NW Zadie Smith review: BBC two ★★★★★
NW: Zadie Smith's novel turned into a traumatising 90 minute film for BBC 2, Monday evening
'There's an image system at work in the world. To behave in accordance with these images, bores us. To deviate from them fills us with anxiety. So we wait for an experience brutal enough to brake it open completely. I had to break it.'
Zadie Smith's 2015 novel NW (which takes its title from the NW postcode area in North-West London) has been adapted into a traumatising 90 minute drama on BBC 2.
The British writer and the Orange Prize winner who has has been documenting the impact of race, sex and class on Britain since she wrote White Teeth in her final year as an undergraduate at Cambridge. Just like the book, BBC's adaptation of NW, although not perfect, is an emotionally powerful mirror on 21st Century London. Although the four narrative structures of the book centred around two women and two men, the BBC tightens its on the two women Leah (Phoebe Fox) and Natalie (Nikki Asuka-Bird). The two boys and their stories are still there, but appear as jarring plot deviations offering only the most violent and frightening scenes.
Leah and Natalie are childhood friends trying to make lives for themselves outside of Caldwell, the working-class estate where they grew up. Natalie changes her name when she becomes a Cambridge educated barrister and escapes the poverty of her childhood. Now married with two children in a large Victorian house, shares the spoils of her successful career with friends each weekend, at a dinner party.
Where Natalie's ambitions were fired-up by the surrounding childhood depravity of drugs, gang warfare and domestic abuse, her oldest childhood friend Leah is compelled to offer help to those less fortunate. The help is not appreciated.

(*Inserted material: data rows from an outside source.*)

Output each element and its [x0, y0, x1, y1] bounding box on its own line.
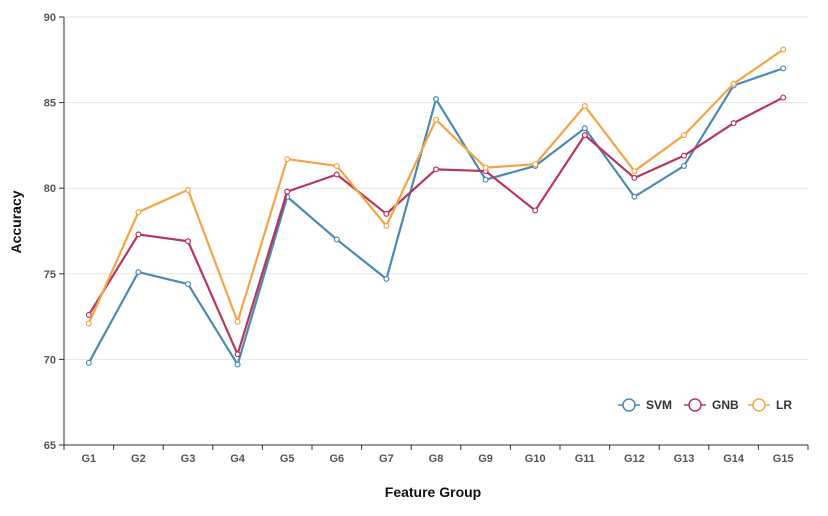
x-tick-label: G3	[181, 453, 196, 465]
data-point-gnb	[631, 174, 638, 181]
data-point-gnb	[85, 311, 92, 318]
data-point-svm	[135, 269, 142, 276]
x-tick-label: G15	[773, 453, 794, 465]
data-point-gnb	[433, 166, 440, 173]
legend-item-svm: SVM	[618, 398, 672, 412]
data-point-gnb	[383, 210, 390, 217]
series-svm	[85, 65, 787, 368]
y-tick-label: 75	[44, 269, 56, 281]
data-point-lr	[333, 162, 340, 169]
x-tick-label: G13	[674, 453, 695, 465]
data-point-svm	[85, 359, 92, 366]
y-tick-label: 70	[44, 354, 56, 366]
x-tick-label: G5	[280, 453, 295, 465]
legend: SVM GNB LR	[618, 398, 792, 412]
x-axis-title: Feature Group	[385, 484, 481, 500]
y-tick-label: 65	[44, 440, 56, 452]
data-point-lr	[185, 186, 192, 193]
legend-label-svm: SVM	[646, 398, 672, 412]
data-point-lr	[631, 168, 638, 175]
data-point-gnb	[135, 231, 142, 238]
data-point-svm	[581, 125, 588, 132]
data-point-svm	[631, 193, 638, 200]
data-point-gnb	[680, 152, 687, 159]
y-tick-label: 80	[44, 183, 56, 195]
y-tick-label: 85	[44, 98, 56, 110]
data-point-gnb	[581, 132, 588, 139]
data-point-gnb	[185, 238, 192, 245]
data-point-svm	[680, 162, 687, 169]
legend-item-gnb: GNB	[684, 398, 739, 412]
y-axis-title: Accuracy	[8, 190, 24, 253]
data-point-svm	[185, 281, 192, 288]
data-point-lr	[532, 161, 539, 168]
series-line-svm	[87, 67, 784, 366]
y-tick-label: 90	[44, 12, 56, 24]
x-tick-label: G1	[81, 453, 96, 465]
series-lr	[85, 46, 787, 327]
legend-label-gnb: GNB	[712, 398, 739, 412]
x-tick-label: G7	[379, 453, 394, 465]
data-point-lr	[383, 222, 390, 229]
x-tick-label: G11	[575, 453, 595, 465]
grid-lines	[64, 16, 808, 360]
legend-label-lr: LR	[776, 398, 792, 412]
data-point-svm	[780, 65, 787, 72]
x-tick-label: G10	[525, 453, 546, 465]
legend-marker-svm	[622, 398, 636, 412]
legend-item-lr: LR	[748, 398, 792, 412]
x-tick-label: G9	[478, 453, 493, 465]
data-point-lr	[234, 318, 241, 325]
legend-marker-lr	[752, 398, 766, 412]
data-point-gnb	[333, 171, 340, 178]
data-point-lr	[581, 103, 588, 110]
data-point-lr	[482, 164, 489, 171]
legend-marker-gnb	[688, 398, 702, 412]
data-point-lr	[730, 80, 737, 87]
data-point-gnb	[730, 120, 737, 127]
data-point-gnb	[284, 188, 291, 195]
series-layer	[85, 46, 787, 368]
series-line-lr	[87, 48, 784, 324]
data-point-svm	[234, 361, 241, 368]
data-point-lr	[680, 132, 687, 139]
data-point-svm	[433, 96, 440, 103]
x-tick-label: G2	[131, 453, 146, 465]
data-point-lr	[433, 116, 440, 123]
series-gnb	[85, 94, 787, 358]
data-point-gnb	[780, 94, 787, 101]
x-tick-label: G8	[429, 453, 444, 465]
data-point-lr	[780, 46, 787, 53]
data-point-svm	[383, 275, 390, 282]
data-point-gnb	[532, 207, 539, 214]
data-point-lr	[284, 156, 291, 163]
x-tick-label: G12	[624, 453, 645, 465]
axes: 65 70 75 80 85 90 G1 G2 G3 G4 G5 G6 G7 G8 G9 G10 G11 G12 G…	[44, 12, 809, 465]
x-tick-label: G14	[723, 453, 745, 465]
data-point-svm	[333, 236, 340, 243]
data-point-gnb	[234, 351, 241, 358]
data-point-lr	[85, 320, 92, 327]
series-line-gnb	[87, 96, 784, 356]
data-point-lr	[135, 209, 142, 216]
data-point-svm	[482, 176, 489, 183]
x-tick-label: G6	[329, 453, 344, 465]
x-tick-label: G4	[230, 453, 246, 465]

The world around the two women begins to crack, as each jeopardise their marriages and wellbeing in pursuit of happiness that does not fit into the box society expects of them.

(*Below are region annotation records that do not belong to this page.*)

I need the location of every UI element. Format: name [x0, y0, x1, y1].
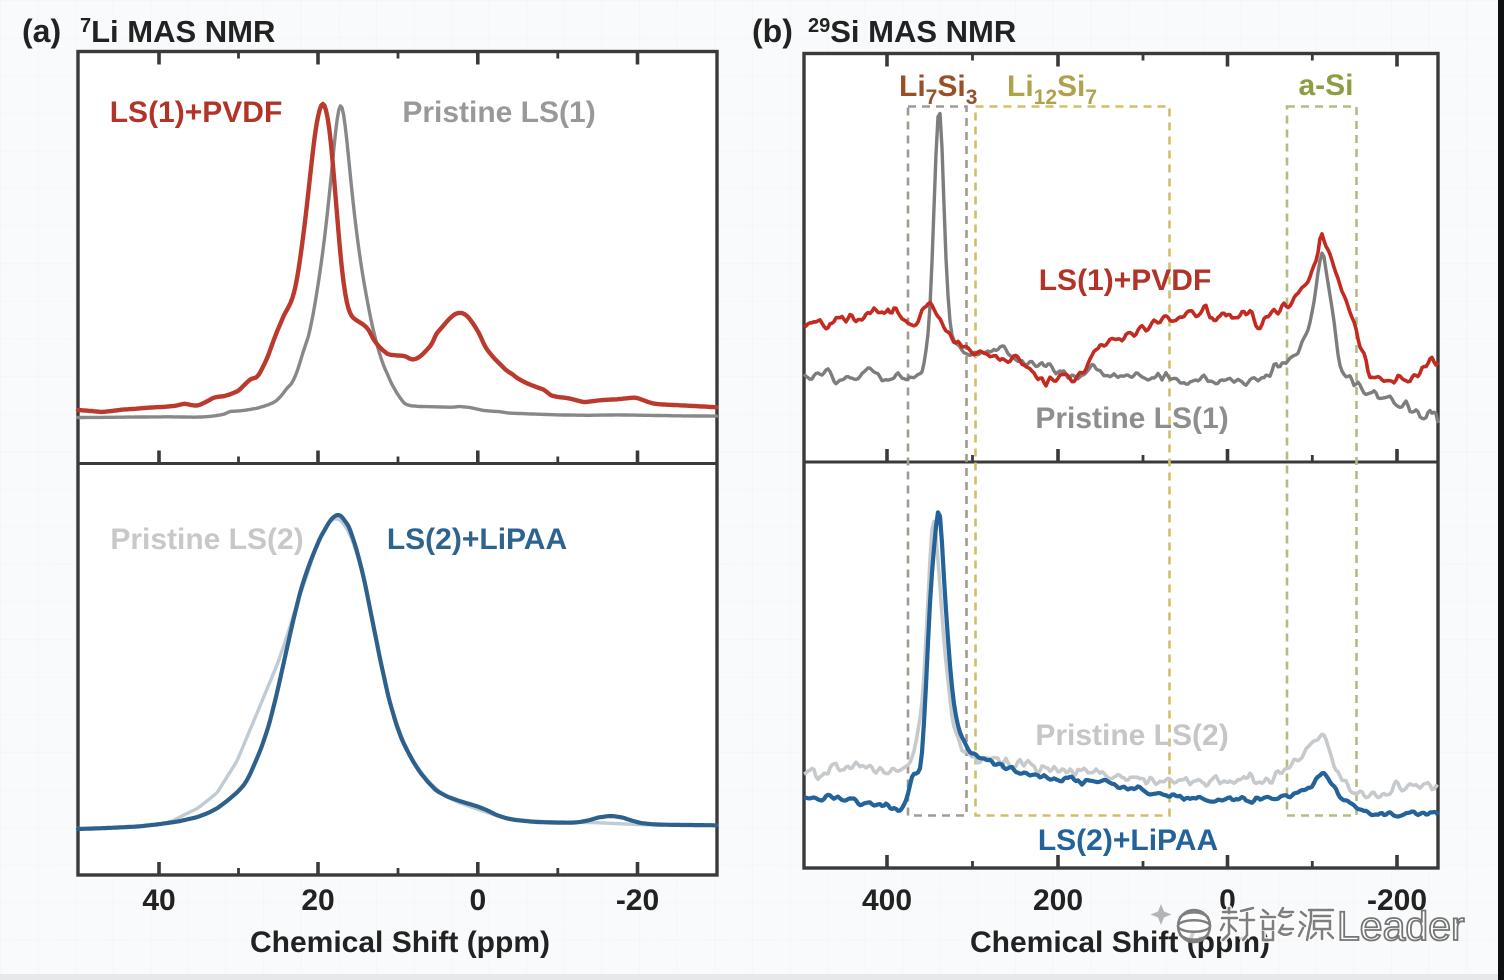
- svg-text:(a): (a): [22, 13, 61, 49]
- svg-text:Pristine LS(1): Pristine LS(1): [402, 96, 595, 129]
- svg-text:Leader: Leader: [1337, 903, 1465, 949]
- svg-text:a-Si: a-Si: [1298, 69, 1353, 102]
- svg-text:Pristine LS(2): Pristine LS(2): [1035, 719, 1228, 752]
- svg-text:7Li MAS NMR: 7Li MAS NMR: [80, 14, 275, 49]
- svg-text:Li7Si3: Li7Si3: [899, 70, 977, 109]
- svg-text:Li12Si7: Li12Si7: [1007, 70, 1097, 109]
- svg-text:LS(1)+PVDF: LS(1)+PVDF: [1039, 264, 1212, 297]
- svg-text:Chemical Shift (ppm): Chemical Shift (ppm): [250, 926, 550, 959]
- svg-text:-200: -200: [1367, 884, 1427, 917]
- svg-text:200: 200: [1033, 884, 1083, 917]
- svg-text:LS(2)+LiPAA: LS(2)+LiPAA: [1038, 824, 1218, 857]
- svg-text:-20: -20: [616, 884, 659, 917]
- svg-text:Pristine LS(2): Pristine LS(2): [110, 523, 303, 556]
- svg-text:LS(2)+LiPAA: LS(2)+LiPAA: [387, 523, 567, 556]
- svg-text:(b): (b): [752, 13, 793, 49]
- svg-text:40: 40: [142, 884, 175, 917]
- svg-text:29Si MAS NMR: 29Si MAS NMR: [808, 14, 1016, 49]
- svg-text:Pristine LS(1): Pristine LS(1): [1035, 402, 1228, 435]
- svg-text:LS(1)+PVDF: LS(1)+PVDF: [110, 96, 283, 129]
- svg-text:Chemical Shift (ppm): Chemical Shift (ppm): [970, 926, 1270, 959]
- svg-text:400: 400: [862, 884, 912, 917]
- svg-text:0: 0: [469, 884, 486, 917]
- svg-text:20: 20: [301, 884, 334, 917]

Fox and Asuka-Bird are brilliant actors, who slide in and out of accents, attitudes and outfits expose the prejudices inherent in the different worlds that must be navigated if they want to thrive within them. The brilliant, horrible, honest gaze of Zadie Smith translates well into 90 minutes, although only one moment of levity is offered us -- a scene in which a very niece, foppish rich white boy tries to sell his 'father's' car to an earnest black man with some serious life experience.
Less than a week after Donald Trump got elected President of the USA, it might seems impossible to feel yet more depressed and miserable about our world. NW will help you with that.